Component 4: Policy Decision Point (PDP)

The PDP is the team/production mode component. It runs as kz server start --bundle ./bundle.yaml and evaluates every resolve request through three stages:

JWT Verification

The caller presents a JWT. The PDP validates signature, issuer, audience, and expiration against configured issuers. Built-in profiles for GitHub Actions, Kubernetes, GCP, and AWS automatically normalize JWT claims into standard identity variables.

CEL Policy Evaluation

Policies are CEL expressions evaluated top-down, first-match-wins. For detailed examples and design guidelines, see policy-based access control for machine identities. The expression context includes verified identity fields (org, service, env, action, branch, actor, groups), the requested secret path (ref), raw JWT claims (claims.*), and untrusted caller context (context.*).

policies:
  - name: allow-backend-prod
    rule: "org == 'myorg' && service == 'myorg/backend' && ref.matches('secret/data/prod/**')"
    effect: allow
  - name: default-deny
    rule: "true"
    effect: deny

Resource Resolution

If policy allows, the PDP resolves the secret from the matching backend. Resources use ref patterns with glob matching, and the most specific match wins.

How Components Compose

Solo Mode

Solo mode is a single developer or CI runner using the kz CLI directly. The active components are:

• Shell hooks (optional) for automatic loading on cd
• Provider abstraction for resolving from vaults
• MITM proxy (optional, via --blind) for AI agent workloads

No server process is required. Configuration lives in .keyzero.toml.
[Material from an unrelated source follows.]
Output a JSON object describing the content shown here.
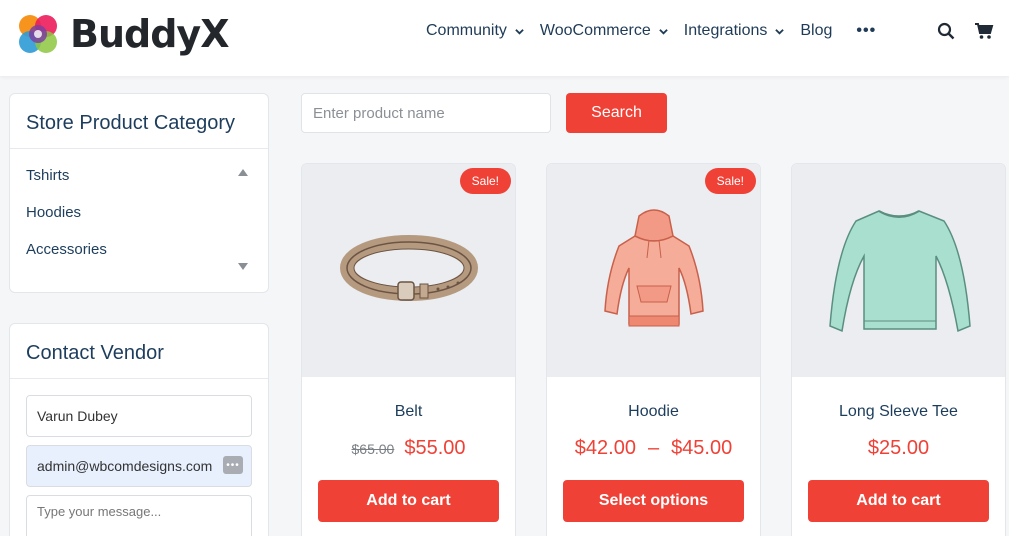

This is the default starting point.

Team Mode

Team mode adds the PDP server for centralized policy enforcement. The active components are:

• PDP server running kz server start --bundle ./bundle.yaml
• JWT verification for caller authentication
• CEL policies for authorization
• Provider abstraction for backend resolution
• Credential-swapping proxy (optional, via --proxy) for short-lived token mode

In team mode, clients authenticate with JWTs and the server enforces policies before resolving secrets. The server can also run in MCP mode (--mcp) to serve AI agents directly via the Model Context Protocol. Team mode supports containerized deployments on Docker and Kubernetes.
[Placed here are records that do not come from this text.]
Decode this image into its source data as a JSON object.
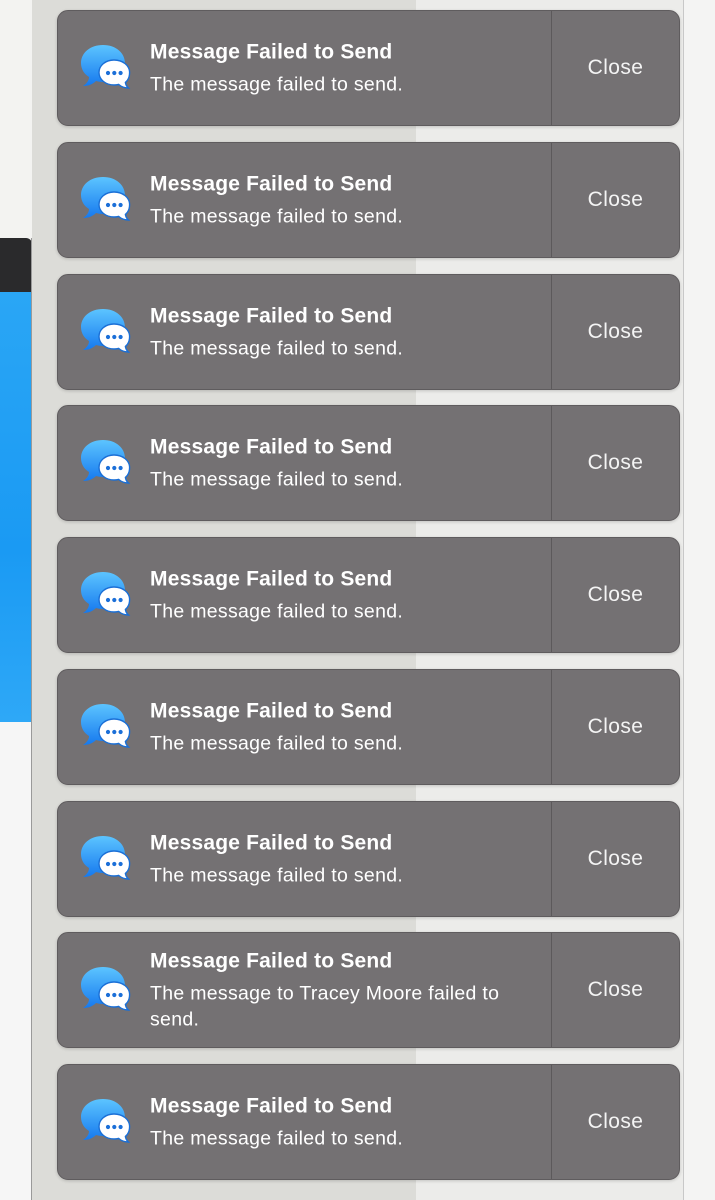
{
  "notifications": [
    {
      "app_icon": "messages-icon",
      "title": "Message Failed to Send",
      "body": "The message failed to send.",
      "close_label": "Close"
    },
    {
      "app_icon": "messages-icon",
      "title": "Message Failed to Send",
      "body": "The message failed to send.",
      "close_label": "Close"
    },
    {
      "app_icon": "messages-icon",
      "title": "Message Failed to Send",
      "body": "The message failed to send.",
      "close_label": "Close"
    },
    {
      "app_icon": "messages-icon",
      "title": "Message Failed to Send",
      "body": "The message failed to send.",
      "close_label": "Close"
    },
    {
      "app_icon": "messages-icon",
      "title": "Message Failed to Send",
      "body": "The message failed to send.",
      "close_label": "Close"
    },
    {
      "app_icon": "messages-icon",
      "title": "Message Failed to Send",
      "body": "The message failed to send.",
      "close_label": "Close"
    },
    {
      "app_icon": "messages-icon",
      "title": "Message Failed to Send",
      "body": "The message failed to send.",
      "close_label": "Close"
    },
    {
      "app_icon": "messages-icon",
      "title": "Message Failed to Send",
      "body": "The message to Tracey Moore failed to send.",
      "close_label": "Close"
    },
    {
      "app_icon": "messages-icon",
      "title": "Message Failed to Send",
      "body": "The message failed to send.",
      "close_label": "Close"
    }
  ],
  "colors": {
    "notification_bg": "#747173",
    "notification_text": "#ffffff",
    "messages_blue": "#2a8ff5",
    "background_window_blue": "#1a9af3"
  }
}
Performance Characteristics

Cold start. The kz binary is a native Rust executable. CLI startup is under 10ms. Server startup includes loading the bundle and initializing backend connections, typically under 100ms.

Resolution latency. Secret resolution latency is dominated by the backend. Local providers (Keychain, env_file) resolve in under 5ms. Remote providers (Vault, AWS Secrets Manager, 1Password CLI) add network round-trip time, typically 50-200ms depending on the backend and network conditions.

MITM proxy overhead. The blind mode proxy adds approximately 1-3ms per request for token scanning and replacement. TLS handshake overhead is amortized across connections to the same host.

Caching. The CLI resolves secrets once at startup and injects them into the subprocess environment. The server supports TTL-based caching via the ttl field on resources. Short-lived mode tokens have configurable expiration (default 300 seconds).

Bundle validation. kz server check --bundle ./bundle.yaml validates the entire configuration (CEL syntax, backend references, issuer configuration) without starting the server. Use this in CI to catch configuration errors early.